Friday, October 7, 2011

Week 7 Blog

Emergency, written by Denis Johnson, was an interesting short story that kept me entertained. At first I thought it was going to be a story about what happened to Terrence Weber with the knife in  his eye, but instead it was a journey with narrator and Georgie.

I first thought that Georgie was insane, when he kept talking about the blood, and the way the narrator spoke about his mannerisms. Then, I realized that both the narrator and Georgie were doing drugs that Georgie stole from the hospital. Georgie and the narrator then proceed to take a drive and then get lost. While reading, the story line seemed to be choppy and confusing. I realized that the story was written this way for that very reason. It paralleled Georgie and the narrator's thoughts and actions due to the drugs.

As they proceed to get lost on the road, they run over a rabbit, and Georgie attempts to save the babies. Unfortunately, due to the drugs, the narrator forgets about the rabbits and squishes them. Then, they pick up a hitch hiker ( AWOL from the military) and promise to take him to Canada.

The story through my eyes was random, yet it kept my attention. The confusion of the narrator and Georgie was evident through the structure of the sentences as well as the skips within the plot. Each event doesn't necessarily relate to the next.

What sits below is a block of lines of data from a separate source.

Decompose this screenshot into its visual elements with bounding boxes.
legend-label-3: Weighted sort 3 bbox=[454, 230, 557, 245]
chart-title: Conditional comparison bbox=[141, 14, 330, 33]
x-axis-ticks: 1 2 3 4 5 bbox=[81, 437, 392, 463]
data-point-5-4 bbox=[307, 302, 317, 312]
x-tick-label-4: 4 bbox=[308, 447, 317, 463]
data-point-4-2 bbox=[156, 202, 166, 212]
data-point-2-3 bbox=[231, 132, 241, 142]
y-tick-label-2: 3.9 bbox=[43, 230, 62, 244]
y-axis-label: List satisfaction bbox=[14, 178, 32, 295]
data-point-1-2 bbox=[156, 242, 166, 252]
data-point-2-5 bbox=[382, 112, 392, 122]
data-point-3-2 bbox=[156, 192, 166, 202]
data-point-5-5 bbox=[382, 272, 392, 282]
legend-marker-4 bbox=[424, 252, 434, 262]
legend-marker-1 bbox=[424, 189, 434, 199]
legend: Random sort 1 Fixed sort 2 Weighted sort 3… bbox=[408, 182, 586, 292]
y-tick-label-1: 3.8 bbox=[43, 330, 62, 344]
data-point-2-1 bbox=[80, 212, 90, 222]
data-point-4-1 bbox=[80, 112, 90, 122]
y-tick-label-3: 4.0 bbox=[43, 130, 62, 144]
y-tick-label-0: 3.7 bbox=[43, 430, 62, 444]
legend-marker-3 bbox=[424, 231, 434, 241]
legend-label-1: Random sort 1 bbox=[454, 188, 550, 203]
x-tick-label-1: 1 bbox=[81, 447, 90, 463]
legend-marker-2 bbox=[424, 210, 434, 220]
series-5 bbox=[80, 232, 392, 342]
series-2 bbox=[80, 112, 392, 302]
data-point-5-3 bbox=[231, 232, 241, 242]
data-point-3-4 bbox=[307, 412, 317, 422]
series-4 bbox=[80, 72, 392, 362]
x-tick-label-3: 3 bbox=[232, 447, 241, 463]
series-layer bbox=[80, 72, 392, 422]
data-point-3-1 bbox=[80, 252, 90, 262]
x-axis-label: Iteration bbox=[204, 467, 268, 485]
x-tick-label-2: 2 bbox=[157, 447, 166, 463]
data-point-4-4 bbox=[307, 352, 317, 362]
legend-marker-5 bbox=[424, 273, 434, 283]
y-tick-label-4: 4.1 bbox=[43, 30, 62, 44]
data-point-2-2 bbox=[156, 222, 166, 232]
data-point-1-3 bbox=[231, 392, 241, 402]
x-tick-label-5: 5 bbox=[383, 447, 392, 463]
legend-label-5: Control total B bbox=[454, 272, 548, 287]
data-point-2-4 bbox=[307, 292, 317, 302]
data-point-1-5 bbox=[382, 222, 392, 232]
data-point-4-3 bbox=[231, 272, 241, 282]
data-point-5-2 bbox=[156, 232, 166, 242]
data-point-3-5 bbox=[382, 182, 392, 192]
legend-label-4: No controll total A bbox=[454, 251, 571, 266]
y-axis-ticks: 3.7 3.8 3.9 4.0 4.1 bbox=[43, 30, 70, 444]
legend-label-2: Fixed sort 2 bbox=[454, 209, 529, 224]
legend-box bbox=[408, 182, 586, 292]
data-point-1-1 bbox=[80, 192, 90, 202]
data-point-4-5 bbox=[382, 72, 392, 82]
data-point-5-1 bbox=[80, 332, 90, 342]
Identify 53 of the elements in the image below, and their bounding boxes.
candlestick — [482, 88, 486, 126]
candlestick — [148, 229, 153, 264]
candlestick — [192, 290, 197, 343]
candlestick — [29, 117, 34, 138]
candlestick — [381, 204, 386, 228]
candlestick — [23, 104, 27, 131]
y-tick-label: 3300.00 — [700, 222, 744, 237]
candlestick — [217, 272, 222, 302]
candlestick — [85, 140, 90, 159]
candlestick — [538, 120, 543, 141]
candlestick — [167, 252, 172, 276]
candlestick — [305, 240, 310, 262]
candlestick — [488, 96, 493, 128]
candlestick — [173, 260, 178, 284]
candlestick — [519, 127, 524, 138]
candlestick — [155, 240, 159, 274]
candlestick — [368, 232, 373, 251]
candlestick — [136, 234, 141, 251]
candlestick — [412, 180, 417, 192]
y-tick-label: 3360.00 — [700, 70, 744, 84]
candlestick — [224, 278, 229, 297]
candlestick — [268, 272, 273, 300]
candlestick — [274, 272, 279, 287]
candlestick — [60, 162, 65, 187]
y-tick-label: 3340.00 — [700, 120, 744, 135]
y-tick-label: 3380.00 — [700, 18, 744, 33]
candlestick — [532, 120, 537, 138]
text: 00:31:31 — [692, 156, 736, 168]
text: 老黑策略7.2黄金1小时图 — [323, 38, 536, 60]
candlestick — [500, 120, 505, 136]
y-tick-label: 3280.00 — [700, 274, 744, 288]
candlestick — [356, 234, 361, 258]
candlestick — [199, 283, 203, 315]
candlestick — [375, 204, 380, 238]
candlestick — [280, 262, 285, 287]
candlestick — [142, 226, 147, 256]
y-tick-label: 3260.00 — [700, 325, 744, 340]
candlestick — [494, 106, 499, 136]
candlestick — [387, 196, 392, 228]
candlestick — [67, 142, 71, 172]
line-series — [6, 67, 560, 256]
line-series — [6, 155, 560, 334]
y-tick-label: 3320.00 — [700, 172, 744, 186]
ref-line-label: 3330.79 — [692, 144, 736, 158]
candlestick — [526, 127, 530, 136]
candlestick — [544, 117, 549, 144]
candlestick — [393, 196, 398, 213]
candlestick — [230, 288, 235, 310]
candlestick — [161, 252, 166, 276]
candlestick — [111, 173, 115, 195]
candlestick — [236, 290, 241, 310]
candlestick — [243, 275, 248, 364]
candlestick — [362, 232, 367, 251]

On page 283, the narrator says, "Or maybe that wasn't the time it snowed. Maybe it was the time we slept in the truck and I rolled over on the bunnies and flattened them. It doesn't matter. What's important for me to remember now is that early the next morning the snow was melted off the windshield and the daylight woke me up." This simple passage I feel really shows the tone of the story and allows the reader to understand the state that the narrator is in. It seems that he is struggling to remember the details of the story in order to tell them to the audience.

I surprisingly enjoyed reading this short story and I even found it a little comical due to the state of confusion.

This story didn't have very many difficult words or vocabulary but I did look up exactly what AWOL meant: absent without official leave. This description of the hitch hiker doesn't really seem to relate to the rest, but I suppose this goes along with central theme.